Pourquoi je n'aime pas le terme "transphobe"
Hier, je tombe sur une pancarte de la CFDT : "pas de phobie au boulot".
Je me suis souvenu·e de la raison qui me fait détester le terme "transphobe" et me suis décidé à écrire un petit billet à cet effet.
Si le racisme et la misogynie, pris dans un sens commun, sont aussi associés à la "phobie", ils explicitent tout de même davantage la violence directe et indirecte que subissent les femmes et les personnes racialisées (à gros traits). Ce sont également des structures ancrées dans des représentations en plus de permettre à certaines personnes de dépasser le stade du préjugé.
Et pourtant, l'homophobie, la transphobie, la biphobie, l'interssexophobie (et d'autres termes sont carrément considérés comme n'allant pas de soi, ce qui prouve qu'il y a un souci), semblent n'exprimer pas plus qu'une vague impression, une détestation, une psychologisation du rapport entre deux individus.
Et c'est aussi... la peur. Tout comme ce long couloir (cf l'illustration du billet) me fait peur, on aurait "peur de nous". Est-ce le problème ? Est-ce la simple détestation de ce qui est "différent" ? Les phobies sont traitées à même hauteur que l'arachnophobie : "problème de rationalisation", "sueurs", "stress". Quand on est tué ou frappé en raison de notre genre marginal, ce n'est pas par manque de raison ou par stress.
Pourtant, ce n'est pas faute de disposer de termes plus spécifiques, qui réinscriraient ces violences dans des structures. On se représente les personnes "LGBTIA+" d'une certaine manière ("homme efféminé", "femme masculine", "homme déguisé", "femme qui se protège du patriarcat", "personne aux moeurs légères", "moine/bonne soeur", "fragile", "dégénéré", etc.). Et ces représentations permettent également un passage à l'acte, et tout autant que les structures du racisme et de la misogynie, une intériorisation de la violence.

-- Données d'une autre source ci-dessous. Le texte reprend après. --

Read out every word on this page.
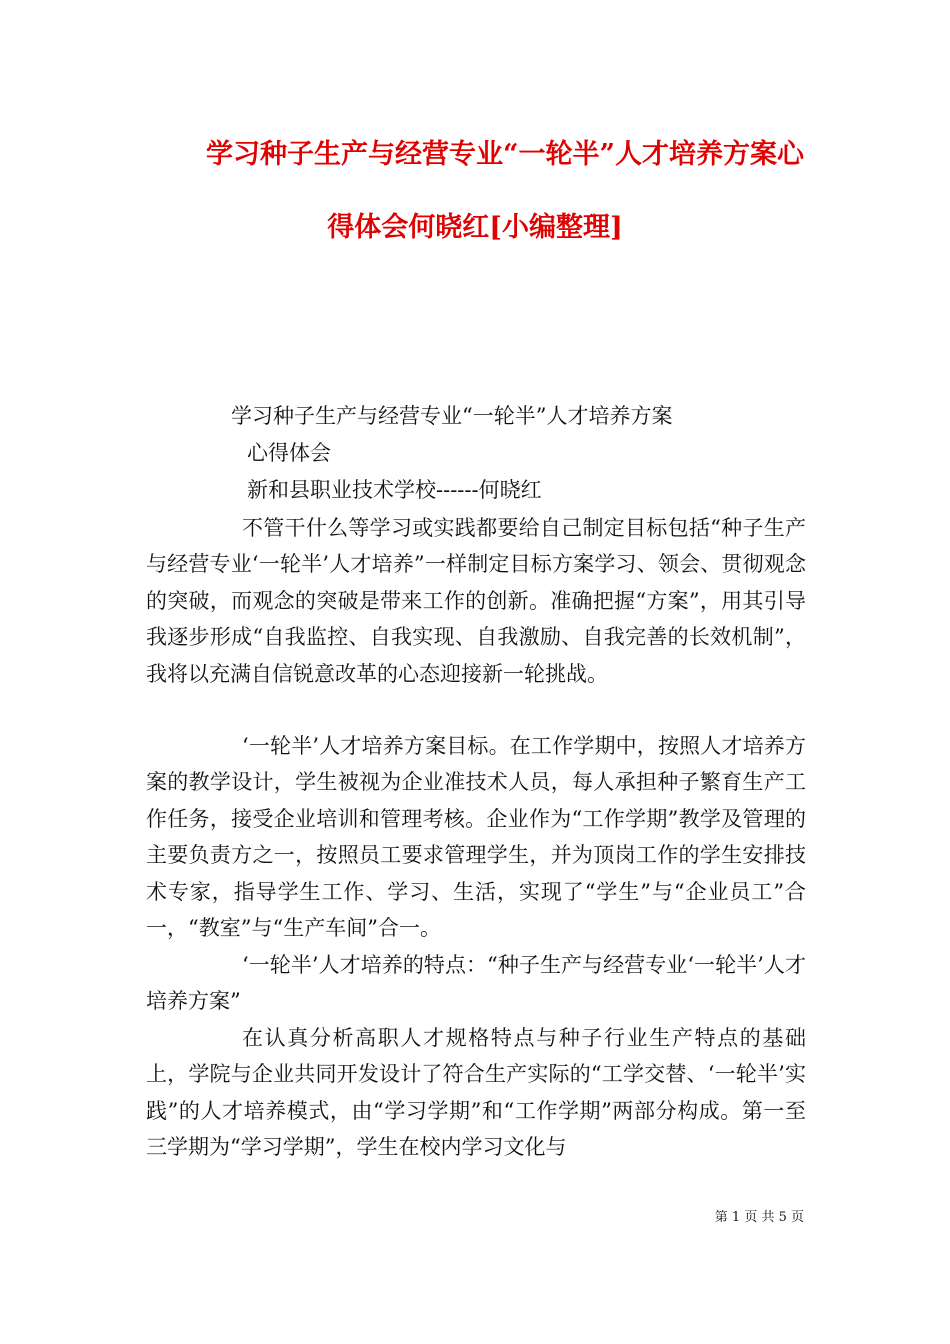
学习种子生产与经营专业“一轮半”人才培养方案心
得体会何晓红[小编整理]
学习种子生产与经营专业“一轮半”人才培养方案
心得体会
新和县职业技术学校------何晓红

不管干什么等学习或实践都要给自己制定目标包括“种子生产与经营专业‘一轮半’人才培养”一样制定目标方案学习、领会、贯彻观念的突破，而观念的突破是带来工作的创新。准确把握“方案”，用其引导我逐步形成“自我监控、自我实现、自我激励、自我完善的长效机制”，我将以充满自信锐意改革的心态迎接新一轮挑战。

‘一轮半’人才培养方案目标。在工作学期中，按照人才培养方案的教学设计，学生被视为企业准技术人员，每人承担种子繁育生产工作任务，接受企业培训和管理考核。企业作为“工作学期”教学及管理的主要负责方之一，按照员工要求管理学生，并为顶岗工作的学生安排技术专家，指导学生工作、学习、生活，实现了“学生”与“企业员工”合一，“教室”与“生产车间”合一。

‘一轮半’人才培养的特点：“种子生产与经营专业‘一轮半’人才培养方案”

在认真分析高职人才规格特点与种子行业生产特点的基础上，学院与企业共同开发设计了符合生产实际的“工学交替、‘一轮半’实践”的人才培养模式，由“学习学期”和“工作学期”两部分构成。第一至三学期为“学习学期”，学生在校内学习文化与

第 1 页 共 5 页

Le terme cissexisme, par exemple, représente bien plus qu'une psychologisation abusive de la façon dont les personnes trans* sont traitées, entre violence médicale, violence juridique, violence sociale de manière générale et injustice épistémique. Il explicite la façon dont les transidentités sont mobilisées, la raison de la transmisogynie, le voyeurisme autour de nos transitions, le rapport entre transidentité et travail du sexe, le fétichisme, etc.
De la même façon, le terme sexisme oppositionnel regroupe les représentations dominantes des genres marginalisés (homosexualité, bisexualité, transidentité(s), asexualité, non-binarité, etc.) et donc inscrit dans une structure patriarcale et binaire ces représentations, ces normes, que nous intériorisons, qui nous produisent donc aussi en tant que sujets.

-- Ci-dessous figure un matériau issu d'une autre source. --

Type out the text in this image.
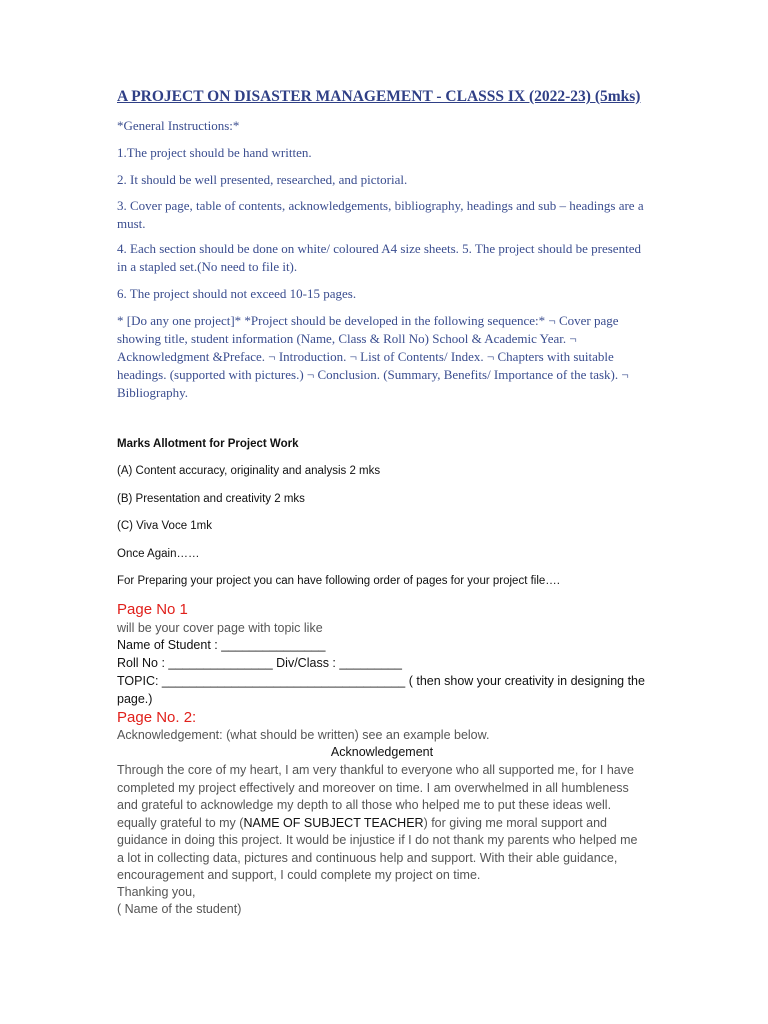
A PROJECT ON DISASTER MANAGEMENT - CLASSS IX (2022-23) (5mks)

*General Instructions:*

1.The project should be hand written.

2. It should be well presented, researched, and pictorial.

3. Cover page, table of contents, acknowledgements, bibliography, headings and sub – headings are a must.

4. Each section should be done on white/ coloured A4 size sheets. 5. The project should be presented in a stapled set.(No need to file it).

6. The project should not exceed 10-15 pages.

* [Do any one project]* *Project should be developed in the following sequence:* ¬ Cover page showing title, student information (Name, Class & Roll No) School & Academic Year. ¬ Acknowledgment &Preface. ¬ Introduction. ¬ List of Contents/ Index. ¬ Chapters with suitable headings. (supported with pictures.) ¬ Conclusion. (Summary, Benefits/ Importance of the task). ¬ Bibliography.

Marks Allotment for Project Work

(A) Content accuracy, originality and analysis 2 mks

(B) Presentation and creativity 2 mks

(C) Viva Voce 1mk

Once Again……

For Preparing your project you can have following order of pages for your project file….

Page No 1
will be your cover page with topic like
Name of Student : _______________
Roll No : _______________ Div/Class : _________
TOPIC: ___________________________________ ( then show your creativity in designing the
page.)
Page No. 2:
Acknowledgement: (what should be written) see an example below.
Acknowledgement
Through the core of my heart, I am very thankful to everyone who all supported me, for I have completed my project effectively and moreover on time. I am overwhelmed in all humbleness and grateful to acknowledge my depth to all those who helped me to put these ideas well. equally grateful to my (NAME OF SUBJECT TEACHER) for giving me moral support and guidance in doing this project. It would be injustice if I do not thank my parents who helped me a lot in collecting data, pictures and continuous help and support. With their able guidance, encouragement and support, I could complete my project on time.
Thanking you,
( Name of the student)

Toutes ces structures de représentation, de savoirs dominants et de pouvoir (la production du sujet marginalisé) sont mieux à même de nous permettre en tant que personnes saisies par ces violences, de les mettre en avant.
La phobie implique des appels à la tolérance, pas à la rupture, pas à l'ouverture de la marge. La phobie permet à la justice d'individualiser le comportement violent.
La phobie ne transformera pas nos existences.